Gezien het aantal genetische hulpmiddelen dat nu beschikbaar is in muizen, zou het geen verrassing moeten zijn dat GECI’s het meest op grote schaal zijn gebruikt bij deze soort. Muislijnen met constitutieve GECI-expressie in subpopulaties van sensorische neuronen zijn ontwikkeld 7,16,17. Met de ontwikkeling van muislijnen die recombinasen tot expressie brengen in specifieke celtypen, is het mogelijk om nog geavanceerdere strategieën te gebruiken om GECI-expressie te beheersen15. Hoewel deze instrumenten steeds krachtiger worden, zijn er een aantal redenen waarom andere soorten, zoals ratten, geschikter zouden kunnen zijn voor sommige experimentele vragen. Deze omvatten het grotere formaat, waardoor een aantal experimentele manipulaties mogelijk zijn die moeilijk, zo niet onmogelijk zijn bij de kleinere muis; het gemak waarmee ratten kunnen worden getraind in relatief complexe gedragstaken; en op zijn minst enig bewijs dat biofysische eigenschappen en expressiepatronen van verschillende ionkanalen in sensorische neuronen van ratten meer lijken op die waargenomen in menselijke sensorische neuronen dan dezelfde kanalen in muizen ten opzichte van de mens.

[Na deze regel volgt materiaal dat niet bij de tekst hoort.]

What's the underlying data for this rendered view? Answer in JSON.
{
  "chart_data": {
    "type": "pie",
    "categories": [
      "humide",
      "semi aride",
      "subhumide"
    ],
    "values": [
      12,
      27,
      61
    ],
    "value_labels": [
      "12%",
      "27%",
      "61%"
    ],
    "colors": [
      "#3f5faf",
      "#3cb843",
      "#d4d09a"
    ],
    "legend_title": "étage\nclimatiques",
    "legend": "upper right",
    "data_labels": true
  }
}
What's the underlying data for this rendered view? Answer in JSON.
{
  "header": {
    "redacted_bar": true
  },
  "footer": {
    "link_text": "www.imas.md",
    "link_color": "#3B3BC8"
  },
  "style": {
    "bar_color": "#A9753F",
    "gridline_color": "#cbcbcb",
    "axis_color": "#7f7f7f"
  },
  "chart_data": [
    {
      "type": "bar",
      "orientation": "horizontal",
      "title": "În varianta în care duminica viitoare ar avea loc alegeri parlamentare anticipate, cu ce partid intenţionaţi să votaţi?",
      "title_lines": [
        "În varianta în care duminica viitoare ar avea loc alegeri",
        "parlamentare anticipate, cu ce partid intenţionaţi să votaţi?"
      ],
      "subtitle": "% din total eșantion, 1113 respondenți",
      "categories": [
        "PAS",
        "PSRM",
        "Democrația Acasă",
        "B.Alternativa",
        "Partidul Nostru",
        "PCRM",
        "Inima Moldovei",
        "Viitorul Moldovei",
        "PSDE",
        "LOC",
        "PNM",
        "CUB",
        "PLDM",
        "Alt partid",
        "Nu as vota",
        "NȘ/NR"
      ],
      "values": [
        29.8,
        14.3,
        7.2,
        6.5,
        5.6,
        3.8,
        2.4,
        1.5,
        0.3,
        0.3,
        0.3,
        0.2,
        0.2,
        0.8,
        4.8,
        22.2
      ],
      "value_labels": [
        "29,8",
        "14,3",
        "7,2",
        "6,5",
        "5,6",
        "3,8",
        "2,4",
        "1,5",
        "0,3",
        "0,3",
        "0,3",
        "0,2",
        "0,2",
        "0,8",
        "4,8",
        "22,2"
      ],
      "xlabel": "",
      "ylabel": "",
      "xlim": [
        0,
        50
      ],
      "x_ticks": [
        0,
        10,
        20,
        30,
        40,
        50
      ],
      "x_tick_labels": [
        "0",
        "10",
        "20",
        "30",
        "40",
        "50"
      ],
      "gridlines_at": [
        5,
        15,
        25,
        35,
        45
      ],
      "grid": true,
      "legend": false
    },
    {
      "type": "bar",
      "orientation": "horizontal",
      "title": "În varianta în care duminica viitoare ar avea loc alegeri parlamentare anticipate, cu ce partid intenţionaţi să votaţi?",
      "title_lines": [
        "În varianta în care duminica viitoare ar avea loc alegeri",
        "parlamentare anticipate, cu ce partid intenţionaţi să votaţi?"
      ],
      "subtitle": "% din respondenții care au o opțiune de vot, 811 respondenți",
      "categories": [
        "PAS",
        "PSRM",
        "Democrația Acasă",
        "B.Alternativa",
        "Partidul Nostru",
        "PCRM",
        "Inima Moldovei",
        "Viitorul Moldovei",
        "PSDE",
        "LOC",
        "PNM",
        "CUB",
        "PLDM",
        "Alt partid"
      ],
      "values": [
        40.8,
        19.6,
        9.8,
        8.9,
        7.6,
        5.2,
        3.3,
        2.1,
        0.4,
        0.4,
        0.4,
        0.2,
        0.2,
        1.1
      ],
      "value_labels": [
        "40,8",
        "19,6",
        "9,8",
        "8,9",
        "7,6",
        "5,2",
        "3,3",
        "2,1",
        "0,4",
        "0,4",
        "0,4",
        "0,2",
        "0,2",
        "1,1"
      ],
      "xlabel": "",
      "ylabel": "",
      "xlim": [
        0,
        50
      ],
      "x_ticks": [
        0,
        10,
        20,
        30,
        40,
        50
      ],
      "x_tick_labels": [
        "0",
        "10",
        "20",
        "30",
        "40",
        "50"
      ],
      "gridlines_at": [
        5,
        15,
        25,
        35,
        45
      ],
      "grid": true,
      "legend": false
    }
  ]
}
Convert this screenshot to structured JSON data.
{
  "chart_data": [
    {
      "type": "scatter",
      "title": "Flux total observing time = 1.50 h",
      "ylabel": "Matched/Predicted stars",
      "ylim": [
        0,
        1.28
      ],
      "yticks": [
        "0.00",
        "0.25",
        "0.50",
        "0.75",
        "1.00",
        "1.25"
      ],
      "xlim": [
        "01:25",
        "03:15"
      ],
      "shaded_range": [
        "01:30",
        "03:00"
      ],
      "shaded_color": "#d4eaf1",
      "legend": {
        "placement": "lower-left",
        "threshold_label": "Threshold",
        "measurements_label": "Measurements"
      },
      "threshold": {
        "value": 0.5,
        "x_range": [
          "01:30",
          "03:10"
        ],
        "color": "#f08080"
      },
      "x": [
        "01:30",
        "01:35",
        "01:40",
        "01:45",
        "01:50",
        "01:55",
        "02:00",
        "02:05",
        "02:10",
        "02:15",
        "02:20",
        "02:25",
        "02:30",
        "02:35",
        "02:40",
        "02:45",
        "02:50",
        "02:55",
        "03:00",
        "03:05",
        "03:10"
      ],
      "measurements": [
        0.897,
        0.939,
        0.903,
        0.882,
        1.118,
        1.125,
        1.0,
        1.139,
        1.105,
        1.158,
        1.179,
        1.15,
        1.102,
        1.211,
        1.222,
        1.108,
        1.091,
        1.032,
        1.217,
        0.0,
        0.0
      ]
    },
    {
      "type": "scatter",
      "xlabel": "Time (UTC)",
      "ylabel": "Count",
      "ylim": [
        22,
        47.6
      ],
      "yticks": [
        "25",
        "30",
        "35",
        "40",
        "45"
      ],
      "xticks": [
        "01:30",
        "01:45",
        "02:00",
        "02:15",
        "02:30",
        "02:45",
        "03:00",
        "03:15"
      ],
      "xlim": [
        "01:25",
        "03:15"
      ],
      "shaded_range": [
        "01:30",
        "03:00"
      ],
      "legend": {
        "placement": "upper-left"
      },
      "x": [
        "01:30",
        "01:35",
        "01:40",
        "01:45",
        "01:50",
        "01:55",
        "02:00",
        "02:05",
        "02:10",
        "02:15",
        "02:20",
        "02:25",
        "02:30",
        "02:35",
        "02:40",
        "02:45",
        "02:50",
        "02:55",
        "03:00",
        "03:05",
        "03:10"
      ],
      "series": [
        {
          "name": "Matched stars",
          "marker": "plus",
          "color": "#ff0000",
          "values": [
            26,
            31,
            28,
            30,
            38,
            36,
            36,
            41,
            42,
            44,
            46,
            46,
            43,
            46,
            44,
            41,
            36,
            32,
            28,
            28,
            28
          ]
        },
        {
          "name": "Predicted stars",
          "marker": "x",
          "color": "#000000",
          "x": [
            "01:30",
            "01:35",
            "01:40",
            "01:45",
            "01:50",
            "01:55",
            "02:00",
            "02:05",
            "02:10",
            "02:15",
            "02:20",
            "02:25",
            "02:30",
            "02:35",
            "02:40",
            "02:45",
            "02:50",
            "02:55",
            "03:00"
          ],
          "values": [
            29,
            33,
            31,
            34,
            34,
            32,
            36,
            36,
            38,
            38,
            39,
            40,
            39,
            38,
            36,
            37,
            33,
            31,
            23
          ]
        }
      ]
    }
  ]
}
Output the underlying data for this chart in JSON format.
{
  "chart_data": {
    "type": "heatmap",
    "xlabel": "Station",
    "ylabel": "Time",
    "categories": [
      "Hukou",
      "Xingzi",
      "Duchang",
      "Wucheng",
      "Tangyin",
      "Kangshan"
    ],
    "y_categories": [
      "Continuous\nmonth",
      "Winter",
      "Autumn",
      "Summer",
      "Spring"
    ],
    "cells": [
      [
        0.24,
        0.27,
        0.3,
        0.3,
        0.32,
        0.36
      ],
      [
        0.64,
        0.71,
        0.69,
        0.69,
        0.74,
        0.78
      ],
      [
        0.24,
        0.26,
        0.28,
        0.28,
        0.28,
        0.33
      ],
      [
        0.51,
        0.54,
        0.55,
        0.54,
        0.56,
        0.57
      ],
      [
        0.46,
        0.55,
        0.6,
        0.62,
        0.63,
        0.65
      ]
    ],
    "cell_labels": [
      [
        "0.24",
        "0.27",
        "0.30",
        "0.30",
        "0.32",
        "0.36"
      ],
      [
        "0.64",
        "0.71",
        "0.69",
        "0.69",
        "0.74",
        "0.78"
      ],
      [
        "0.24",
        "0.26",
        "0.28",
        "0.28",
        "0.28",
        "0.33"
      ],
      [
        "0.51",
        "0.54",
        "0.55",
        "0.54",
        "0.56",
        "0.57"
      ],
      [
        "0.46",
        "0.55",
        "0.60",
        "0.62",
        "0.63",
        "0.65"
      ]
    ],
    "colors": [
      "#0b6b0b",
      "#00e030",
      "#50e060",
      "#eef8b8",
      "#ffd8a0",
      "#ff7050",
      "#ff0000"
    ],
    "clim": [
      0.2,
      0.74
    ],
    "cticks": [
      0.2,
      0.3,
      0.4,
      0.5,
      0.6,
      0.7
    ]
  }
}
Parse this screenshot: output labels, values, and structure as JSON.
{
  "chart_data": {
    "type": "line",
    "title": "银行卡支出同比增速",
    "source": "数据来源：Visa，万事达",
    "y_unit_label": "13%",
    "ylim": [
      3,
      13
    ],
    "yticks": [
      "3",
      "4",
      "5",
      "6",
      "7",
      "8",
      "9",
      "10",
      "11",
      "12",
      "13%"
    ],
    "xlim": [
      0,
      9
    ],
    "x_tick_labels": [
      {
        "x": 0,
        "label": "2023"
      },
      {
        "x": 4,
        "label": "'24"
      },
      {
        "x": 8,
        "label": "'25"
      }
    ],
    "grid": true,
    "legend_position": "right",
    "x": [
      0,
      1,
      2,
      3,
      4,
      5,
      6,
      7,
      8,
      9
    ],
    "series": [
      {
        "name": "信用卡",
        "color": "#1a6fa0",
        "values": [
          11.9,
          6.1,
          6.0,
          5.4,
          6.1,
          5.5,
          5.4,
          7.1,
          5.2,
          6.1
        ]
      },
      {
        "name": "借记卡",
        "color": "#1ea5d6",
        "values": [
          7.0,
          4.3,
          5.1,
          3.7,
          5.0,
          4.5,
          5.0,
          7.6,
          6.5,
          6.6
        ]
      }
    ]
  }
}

Hoewel de transductie van somatosensorische stimuli over het algemeen plaatsvindt in de perifere uiteinden van primaire afferenten, moet het actiepotentiaal dat in de periferie wordt geïnitieerd, door de structuur gaan die primaire afferente somata herbergt, ook wel dorsale wortel (DRG) of trigeminus (TG) ganglia genoemd voordat het het centrale zenuwstelsel bereikt19. Hoewel er aanwijzingen zijn dat niet elke actiepotentiaal die zich voortplant langs een primair afferent axon het cellichaamzal binnendringen 20, een gevolg van het feit dat de primaire afferente somata verbonden zijn met het belangrijkste afferente axon via een T-splitsing19, lijken de meeste actiepotentialen die in de periferie worden geïnitieerd de soma21 binnen te dringen. Dit levert drie experimentele voordelen op bij het gebruik van GECI’s om populatiecodering in primaire afferenten te beoordelen: de grote omvang van het cellichaam ten opzichte van de axonen verhoogt het signaal tot ruis verder bij gebruik van [Ca2+]i als een indirecte maat voor afferente activiteit; de DRG zijn over het algemeen gemakkelijk toegankelijk; En het beoordelen van activiteit op een plaats die ruimtelijk ver verwijderd is van de afferente terminals, minimaliseert de potentiële impact van de operatie die nodig is om de ganglia bloot te leggen op de stimulus-responseigenschappen van de afferente terminals. Omdat TG zich echter onder de hersenen (of boven het palet) bevindt, zijn ze veel moeilijker toegankelijk dan DRG. Bovendien, hoewel er veel overeenkomsten zijn tussen DRG- en TG-neuronen, is er ook een groeiende lijst met verschillen. Dit omvat de ruwweg somatotopische organisatie van neuronen in de TG22, unieke geïnnerveerde structuren, verschillende centrale terminale beëindigingspatronen 23,24,25,26, en nu een groeiende lijst van verschillen in zowel genexpressie27,28 als functionele receptorexpressie29. Bovendien, omdat we geïnteresseerd zijn in de identificatie van perifere mechanismen van pijn, suggereert het relatief grote aantal pijnsyndromen die uniek lijken te zijn voor het trigeminussysteem (bijv. migraine, trigeminusneuralgie, brandende mondsyndroom) die afwijkende activiteit in primaire afferenten lijken te omvatten 30,31,32, dat de TG rechtstreeks moet worden bestudeerd.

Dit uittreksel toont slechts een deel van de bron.